Comparative Study of Deep CNN Backbones for CT-Based Bladder Cancer Subtype Classification: ResNet18 Versus EfficientNetB0 Versus ConvNeXt-Tiny
摘要
Bladder cancer staging is necessary for the prognosis of patients and planning appropriate treatment. Computed Tomography-based tumor staging is still limited by inter-observer variability and differing diagnostic opinions. This work presents SliceNet, a deep learning approach to classifying bladder cancer as Stage II, III, and IV based on 2D CT slice images. It evaluates the performance of three peer-reviewed architectures (ResNet18, EfficientNetB0, ConvNeXt-Tiny), which have been fine-tuned to single-channel medical imaging. The training data included central CT slices from patient volumes in the TCGA-BLCA repository. The models benefited from stratified training and validation with class-weighted losses and data augmentation to ensure fair comparisons and clinical stability.

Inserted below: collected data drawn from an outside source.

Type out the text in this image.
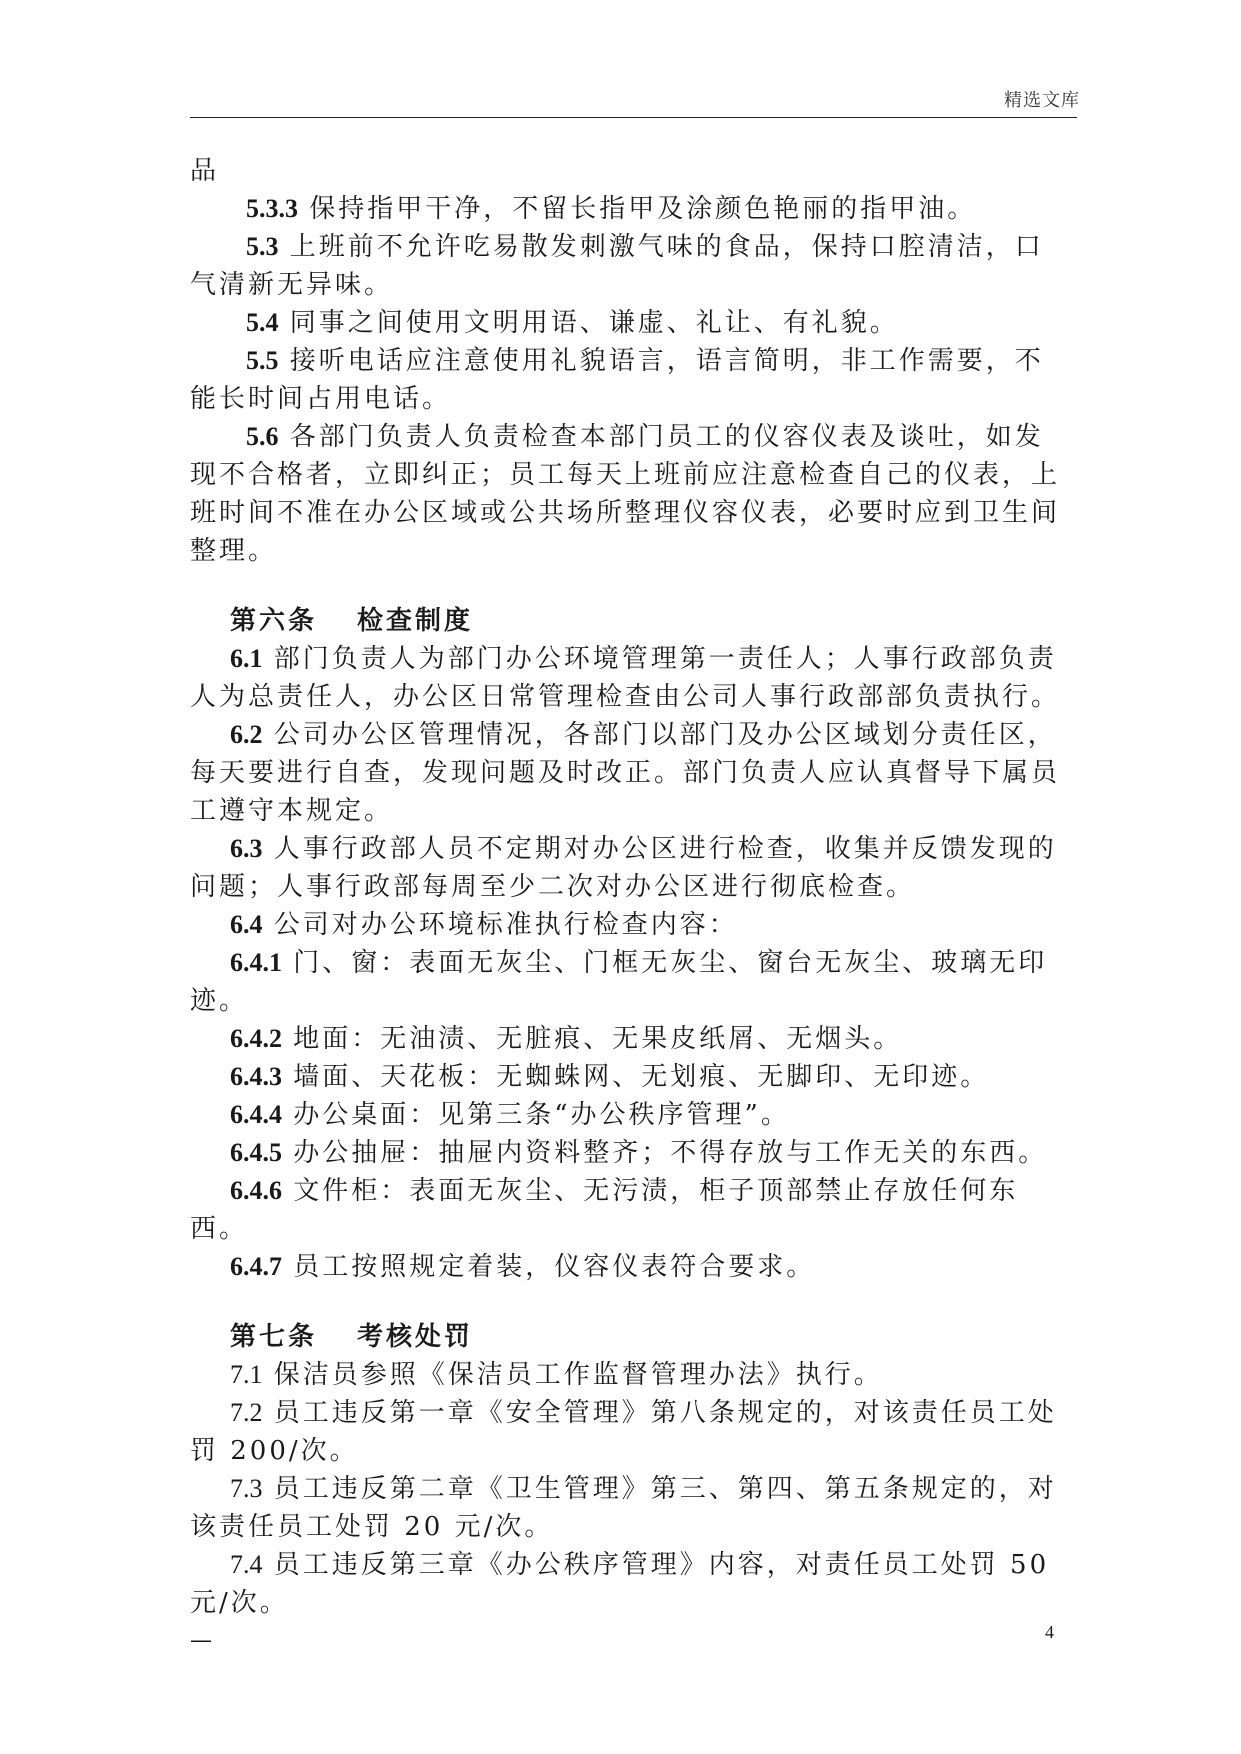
精选文库

品

5.3.3 保持指甲干净，不留长指甲及涂颜色艳丽的指甲油。

5.3 上班前不允许吃易散发刺激气味的食品，保持口腔清洁，口气清新无异味。

5.4 同事之间使用文明用语、谦虚、礼让、有礼貌。

5.5 接听电话应注意使用礼貌语言，语言简明，非工作需要，不能长时间占用电话。

5.6 各部门负责人负责检查本部门员工的仪容仪表及谈吐，如发现不合格者，立即纠正；员工每天上班前应注意检查自己的仪表，上班时间不准在办公区域或公共场所整理仪容仪表，必要时应到卫生间整理。

第六条 检查制度

6.1 部门负责人为部门办公环境管理第一责任人；人事行政部负责人为总责任人，办公区日常管理检查由公司人事行政部部负责执行。

6.2 公司办公区管理情况，各部门以部门及办公区域划分责任区，每天要进行自查，发现问题及时改正。部门负责人应认真督导下属员工遵守本规定。

6.3 人事行政部人员不定期对办公区进行检查，收集并反馈发现的问题；人事行政部每周至少二次对办公区进行彻底检查。

6.4 公司对办公环境标准执行检查内容：

6.4.1 门、窗：表面无灰尘、门框无灰尘、窗台无灰尘、玻璃无印迹。

6.4.2 地面：无油渍、无脏痕、无果皮纸屑、无烟头。

6.4.3 墙面、天花板：无蜘蛛网、无划痕、无脚印、无印迹。

6.4.4 办公桌面：见第三条“办公秩序管理”。

6.4.5 办公抽屉：抽屉内资料整齐；不得存放与工作无关的东西。

6.4.6 文件柜：表面无灰尘、无污渍，柜子顶部禁止存放任何东西。

6.4.7 员工按照规定着装，仪容仪表符合要求。

第七条 考核处罚

7.1 保洁员参照《保洁员工作监督管理办法》执行。

7.2 员工违反第一章《安全管理》第八条规定的，对该责任员工处罚 200/次。

7.3 员工违反第二章《卫生管理》第三、第四、第五条规定的，对该责任员工处罚 20 元/次。

7.4 员工违反第三章《办公秩序管理》内容，对责任员工处罚 50 元/次。

—	4
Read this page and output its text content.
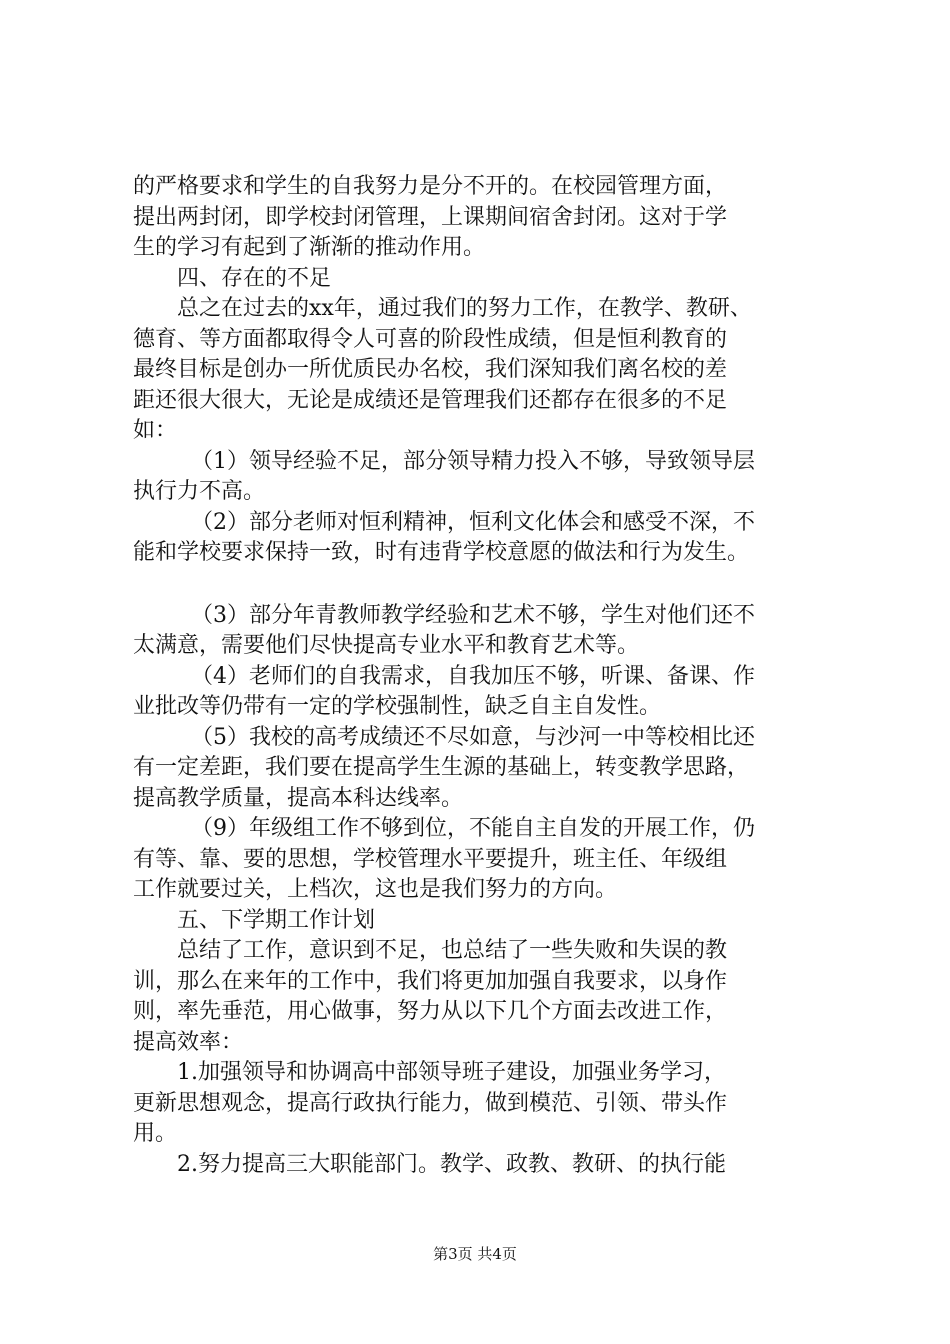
的严格要求和学生的自我努力是分不开的。在校园管理方面，
提出两封闭，即学校封闭管理，上课期间宿舍封闭。这对于学
生的学习有起到了渐渐的推动作用。
四、存在的不足
总之在过去的xx年，通过我们的努力工作，在教学、教研、
德育、等方面都取得令人可喜的阶段性成绩，但是恒利教育的
最终目标是创办一所优质民办名校，我们深知我们离名校的差
距还很大很大，无论是成绩还是管理我们还都存在很多的不足
如：
（1）领导经验不足，部分领导精力投入不够，导致领导层
执行力不高。
（2）部分老师对恒利精神，恒利文化体会和感受不深，不
能和学校要求保持一致，时有违背学校意愿的做法和行为发生。
（3）部分年青教师教学经验和艺术不够，学生对他们还不
太满意，需要他们尽快提高专业水平和教育艺术等。
（4）老师们的自我需求，自我加压不够，听课、备课、作
业批改等仍带有一定的学校强制性，缺乏自主自发性。
（5）我校的高考成绩还不尽如意，与沙河一中等校相比还
有一定差距，我们要在提高学生生源的基础上，转变教学思路，
提高教学质量，提高本科达线率。
（9）年级组工作不够到位，不能自主自发的开展工作，仍
有等、靠、要的思想，学校管理水平要提升，班主任、年级组
工作就要过关，上档次，这也是我们努力的方向。
五、下学期工作计划
总结了工作，意识到不足，也总结了一些失败和失误的教
训，那么在来年的工作中，我们将更加加强自我要求，以身作
则，率先垂范，用心做事，努力从以下几个方面去改进工作，
提高效率：
1.加强领导和协调高中部领导班子建设，加强业务学习，
更新思想观念，提高行政执行能力，做到模范、引领、带头作
用。
2.努力提高三大职能部门。教学、政教、教研、的执行能
第3页 共4页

The ConvNeXt-Tiny model achieved the highest validation accuracy of 98.5%, in addition to better pure precision and recall, among the 3 architectures. To improve the interpretability of the model and delineate stage-specific areas for the CT slices, Grad-CAM was utilized. The overall findings for SliceNet indicate the potential of light CNNs in support of accurate, real-time, and interpretable bladder cancer staging in the clinical workflow.